Vocalinux: Foreground Process
Vocalinux runs in the foreground. You must start it manually each session, and keep it running. Close the terminal or process, lose dictation.
source venv/bin/activate
vocalinux
# Must stay running in a terminal
You can create your own systemd service or autostart script, but it's not provided out of the box.
Voice Commands
Vocalinux: Built-in Commands
Vocalinux includes voice commands for:
- Punctuation: "period", "comma", "question mark"
- Formatting: "new line", "new paragraph"
- Editing: "backspace", "delete", "undo", "redo"
Say "period" and you get a period. No keyboard needed.
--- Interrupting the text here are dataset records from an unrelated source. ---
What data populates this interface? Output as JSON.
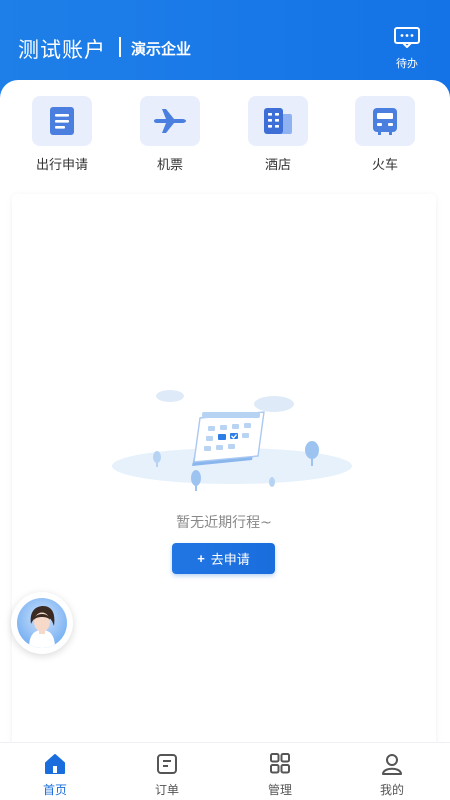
{
  "header": {
    "account_name": "测试账户",
    "company_name": "演示企业",
    "todo_label": "待办",
    "background_color": "#1473e6"
  },
  "quick_actions": [
    {
      "label": "出行申请",
      "icon": "document-icon"
    },
    {
      "label": "机票",
      "icon": "airplane-icon"
    },
    {
      "label": "酒店",
      "icon": "hotel-building-icon"
    },
    {
      "label": "火车",
      "icon": "train-icon"
    }
  ],
  "trips": {
    "empty_text": "暂无近期行程~",
    "apply_button_label": "去申请",
    "apply_button_icon": "+"
  },
  "tabbar": [
    {
      "label": "首页",
      "icon": "home-icon",
      "active": true
    },
    {
      "label": "订单",
      "icon": "order-icon",
      "active": false
    },
    {
      "label": "管理",
      "icon": "grid-icon",
      "active": false
    },
    {
      "label": "我的",
      "icon": "user-icon",
      "active": false
    }
  ],
  "colors": {
    "accent": "#1a6ddc",
    "icon_bg": "#e8eefb",
    "icon_fg": "#4a7fe0"
  }
}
Voxtype: Pure Transcription
Voxtype transcribes exactly what you say. Punctuation comes from Whisper's model intelligence. If you say "Hello comma how are you question mark", Voxtype will transcribe that literally. Whisper often adds appropriate punctuation automatically based on speech patterns.
Installation
Voxtype
# Package install (Debian/Ubuntu)
curl -LO https://github.com/peteonrails/voxtype/releases/download/v0.2.1/voxtype_0.2.1-1_amd64.deb
sudo dpkg -i voxtype_0.2.1-1_amd64.deb
voxtype setup model
voxtype setup systemd
systemctl --user enable --now voxtype
Time to first dictation: ~5 minutes
Vocalinux
git clone https://github.com/jatinkrmalik/vocalinux.git
cd vocalinux
./install.sh
source venv/bin/activate
vocalinux
Time to first dictation: ~10-15 minutes
Similar Strengths
Both tools share these capabilities:
- Whisper engine - Excellent accuracy
- 100% offline - No cloud, no subscriptions
- Wayland support - Works on modern desktops
- Cursor injection - Text types where your cursor is
- Audio feedback - Sounds when recording starts/stops
Which to Choose?
Choose Voxtype if: You want a daemon that starts automatically, prefer packaged installation, and don't need voice commands for punctuation.
Choose Vocalinux if: You want built-in voice commands for editing, prefer Python/YAML configuration, and don't mind manual startup.